Fontainebleau : sur la butte Saint Louis, l’ermitage médiéval révèle peu à peu ses secrets
Un programme de recherche inscrit dans la durée
Les premières prospections ont débuté en 2017, avant le lancement d’un programme de fouilles de grande ampleur en 2019. Depuis, chaque été, une équipe d’une quinzaine de personnes composée d’archéologues du conseil départemental, de l'ONF et d’étudiants en archéologie explore méthodiquement ce site forestier peu connu.
Ces campagnes successives ont permis d’examiner chaque zone du site : la chapelle, les espaces d’habitation de l’ermitage et les abords immédiats. Les travaux, menés avec précision, consistent à recenser, photographier et analyser chaque élément découvert afin de reconstituer l’histoire du lieu et les conditions de vie qui y régnaient.
Si le programme initial s’inscrivait sur trois ans (2019‑2021), les recherches ont été prolongées afin d’approfondir les découvertes, notamment sur les zones périphériques encore peu explorées
Un site bien plus ancien que la légende de Saint-Louis
La légende dit que le roi Saint-Louis, à la suite d’une attaque de brigands, serait monté sur ce point culminant au cœur de la forêt de Fontainebleau pour appeler les secours. Sauvé, il aurait construit un ermitage remerciant Dieu de son aide. Huit siècles plus tard, la légende perdure. La butte a pris le nom de l’illustre roi de France mais le mystère reste entier.
Des analyses, notamment grâce à des datations au radiocarbone, vont apporter de nouvelles précisions sur l'histoire de la chapelle. Elles indiquent une première occupation entre la fin du IXe et le début du XIe siècle, soit autour de l’an mil, sous le règne de Robert II le Pieux. "Des datations au radiocarbone effectuées sur des charbons présents dans les murs de l’ancienne nef révèlent qu’ils datent de la fin du IXe, voire début du XIe siècle", décrit Sophie David, chargée du projet et archéologue de l’ONF en 2023. La fondation de cet édifice remonterait donc à l’an mille, soit bien avant Saint Louis.
Les fouilles ont également mis en évidence plusieurs phases d’occupation :
- une première installation médiévale précoce (IXe‑XIe siècle),
- une réoccupation au XIIIe siècle, à l’époque de Saint Louis,
- puis des usages jusqu’aux XVIe et XVIIe siècles.
Ces résultats confirment la complexité et la longévité de ce site, loin du seul récit légendaire.
Des vestiges riches d’enseignements
Les archéologues ont identifié les fondations de la chapelle ainsi que plusieurs secteurs d’inhumation situés :
- devant l’entrée,
- à l’intérieur de l’édifice,
- et à l’extérieur le long du chœur.
Au fil des campagnes, les fouilles ont permis de mettre au jour les ossements de plusieurs dizaines d’individus, majoritairement des hommes. « Durant nos recherches, nous avons retrouvé des sépultures très anciennes remontant entre le XIIe et le XVIe siècle.

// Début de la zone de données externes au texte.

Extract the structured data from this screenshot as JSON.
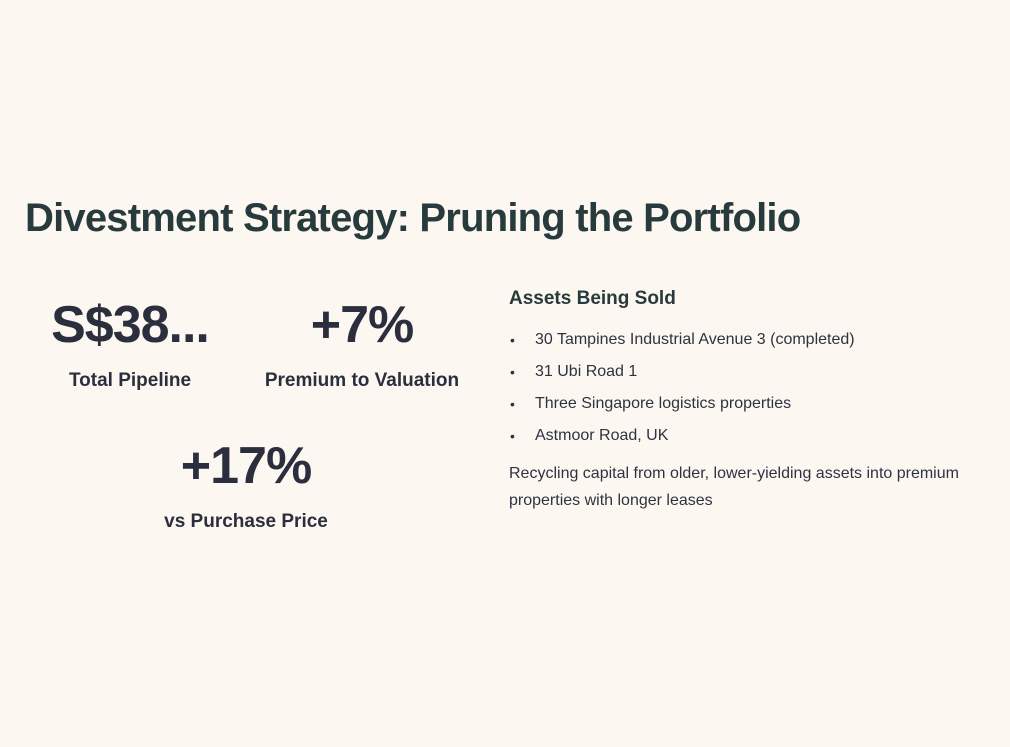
{
  "title": "Divestment Strategy: Pruning the Portfolio",
  "stats": {
    "pipeline": {
      "value": "S$38...",
      "label": "Total Pipeline"
    },
    "premium": {
      "value": "+7%",
      "label": "Premium to Valuation"
    },
    "purchase": {
      "value": "+17%",
      "label": "vs Purchase Price"
    }
  },
  "assets": {
    "heading": "Assets Being Sold",
    "items": [
      "30 Tampines Industrial Avenue 3 (completed)",
      "31 Ubi Road 1",
      "Three Singapore logistics properties",
      "Astmoor Road, UK"
    ],
    "summary": "Recycling capital from older, lower-yielding assets into premium properties with longer leases"
  }
}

Des ossements d’environ 32 individus ont été retirés, en majorité des hommes âgés. Cette population se conforme bien à l'organisation d’un ermitage à l'époque médiévale » précise Sophie David.
Ces sépultures, datées du XIIe au XVIIe siècle, constituent une source précieuse pour mieux comprendre l’organisation et la vie quotidienne de ces communautés religieuses encore peu documentées en archéologie
Un chantier rare en France
Les ermitages médiévaux sont bien connus à travers les textes, mais leurs vestiges sont rarement étudiés. Le site de la butte Saint‑Louis constitue ainsi un chantier exceptionnel à l’échelle nationale.
« C'est l'un des seuls et rares chantiers de fouilles d'ermitage en France. Si énormément d’écrits existent sur les ermites, peu de fouilles sont réalisées dans le but de connaître les conditions de vie qui y régnaient » explique Sophie David.
Un site encore plein de mystères
Entre science et légende, ce site emblématique de la forêt de Fontainebleau illustre toute la richesse du patrimoine historique présent dans les forêts publiques, et le rôle de l’ONF dans sa connaissance et sa préservation.